Read more about handling of personal data on Policy page.
Sympli takes the safety and security of your information seriously. We have implemented employee access controls that protect your information from unauthorized use:
- We limit access to your content and information to Sympli employees who require such information to perform their jobs, or as required to provide support to you
- Access to systems containing your sensitive information is logged and audited
- Sympli requires the use of single sign-on, strong passwords and 2-factor authentication (where available)

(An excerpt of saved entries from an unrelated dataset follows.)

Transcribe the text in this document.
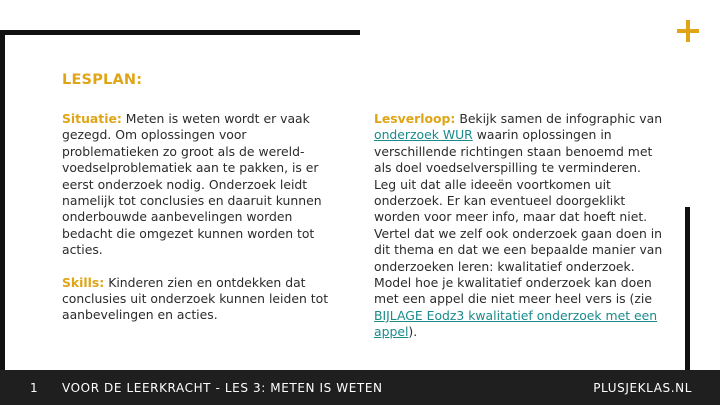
LESPLAN:

Situatie: Meten is weten wordt er vaak gezegd. Om oplossingen voor problematieken zo groot als de wereld- voedselproblematiek aan te pakken, is er eerst onderzoek nodig. Onderzoek leidt namelijk tot conclusies en daaruit kunnen onderbouwde aanbevelingen worden bedacht die omgezet kunnen worden tot acties.

Skills: Kinderen zien en ontdekken dat conclusies uit onderzoek kunnen leiden tot aanbevelingen en acties.

Lesverloop: Bekijk samen de infographic van onderzoek WUR waarin oplossingen in verschillende richtingen staan benoemd met als doel voedselverspilling te verminderen. Leg uit dat alle ideeën voortkomen uit onderzoek. Er kan eventueel doorgeklikt worden voor meer info, maar dat hoeft niet. Vertel dat we zelf ook onderzoek gaan doen in dit thema en dat we een bepaalde manier van onderzoeken leren: kwalitatief onderzoek. Model hoe je kwalitatief onderzoek kan doen met een appel die niet meer heel vers is (zie BIJLAGE Eodz3 kwalitatief onderzoek met een appel).

1 VOOR DE LEERKRACHT - LES 3: METEN IS WETEN	PLUSJEKLAS.NL
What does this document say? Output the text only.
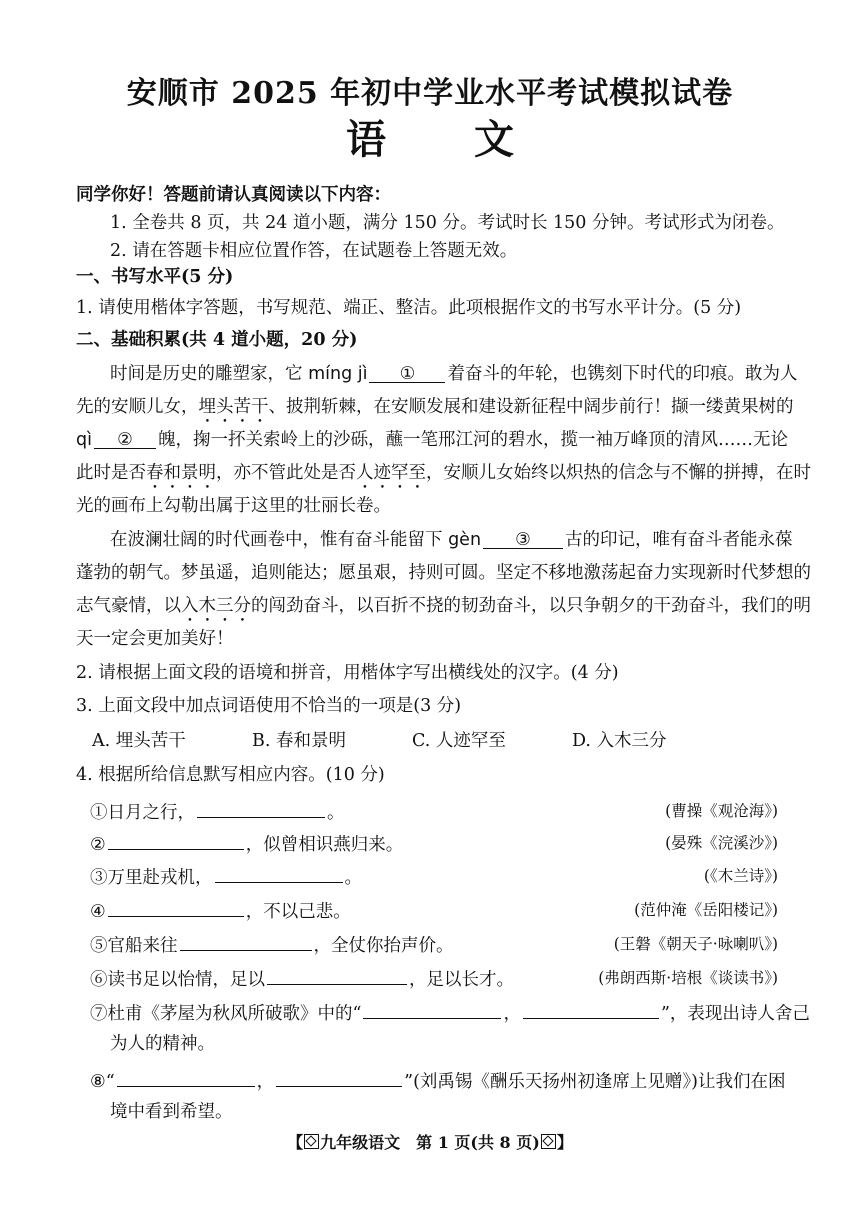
安顺市 2025 年初中学业水平考试模拟试卷
语 文
同学你好！答题前请认真阅读以下内容：
1. 全卷共 8 页，共 24 道小题，满分 150 分。考试时长 150 分钟。考试形式为闭卷。
2. 请在答题卡相应位置作答，在试题卷上答题无效。
一、书写水平(5 分)
1. 请使用楷体字答题，书写规范、端正、整洁。此项根据作文的书写水平计分。(5 分)
二、基础积累(共 4 道小题，20 分)
时间是历史的雕塑家，它 míng jì ① 着奋斗的年轮，也镌刻下时代的印痕。敢为人
先的安顺儿女，埋头苦干、披荆斩棘，在安顺发展和建设新征程中阔步前行！撷一缕黄果树的
qì ② 魄，掬一抔关索岭上的沙砾，蘸一笔邢江河的碧水，揽一袖万峰顶的清风……无论
此时是否春和景明，亦不管此处是否人迹罕至，安顺儿女始终以炽热的信念与不懈的拼搏，在时
光的画布上勾勒出属于这里的壮丽长卷。
在波澜壮阔的时代画卷中，惟有奋斗能留下 gèn ③ 古的印记，唯有奋斗者能永葆
蓬勃的朝气。梦虽遥，追则能达；愿虽艰，持则可圆。坚定不移地激荡起奋力实现新时代梦想的
志气豪情，以入木三分的闯劲奋斗，以百折不挠的韧劲奋斗，以只争朝夕的干劲奋斗，我们的明
天一定会更加美好！
2. 请根据上面文段的语境和拼音，用楷体字写出横线处的汉字。(4 分)
3. 上面文段中加点词语使用不恰当的一项是(3 分)
A. 埋头苦干	B. 春和景明	C. 人迹罕至	D. 入木三分
4. 根据所给信息默写相应内容。(10 分)
①日月之行，	。	(曹操《观沧海》)
②	，似曾相识燕归来。	(晏殊《浣溪沙》)
③万里赴戎机，	。	(《木兰诗》)
④	，不以己悲。	(范仲淹《岳阳楼记》)
⑤官船来往	，全仗你抬声价。	(王磐《朝天子·咏喇叭》)
⑥读书足以怡情，足以	，足以长才。	(弗朗西斯·培根《谈读书》)
⑦杜甫《茅屋为秋风所破歌》中的“	，	”，表现出诗人舍己
为人的精神。
⑧“	，	”(刘禹锡《酬乐天扬州初逢席上见赠》)让我们在困
境中看到希望。
【 九年级语文　第 1 页(共 8 页) 】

- Sympli employees are subject to disciplinary action, including but not limited to termination, if they are found to have abused their access to customer information
- Sympli customers retain responsibility to ensure their use of our service is within compliance of applicable laws and regulations. This is described in the Sympli Terms & Conditions, which can be found on Agreement page
Network Security
Sympli regularly updates network architecture schema and maintains an understanding of the data flows between its systems. Firewall rules and access restrictions are reviewed for appropriateness on a regular basis.
Host Security
All hosts run antivirus software that is kept up to date with security patches.
Incident Response
Sympli has a Security Incident Response Plan designed to quickly and systematically respond to security incidents that may arise. The incident response plan is tested and refined on a regular basis.
Disaster Recovery
Sympli's infrastructure is designed to provide the best experience and to minimize service interruption due to hardware failure, natural disaster, or other catastrophes. Features include:
- State of the art cloud providers. We use Amazon Web Services, which are trusted by thousands of businesses, to store and serve our data/services
- Data replication. To help ensure availability in the event of a disaster, we replicate data across multiple data centers
Data Deletion
Sympli will work with the customer if they should request the deletion of all their account data and content. Upon cancellation of Sympli’s service, a customer may request to have their deleted within 30 days of the subscription ending. Sympli may amend this policy in its sole discretion by posting an update to this policy.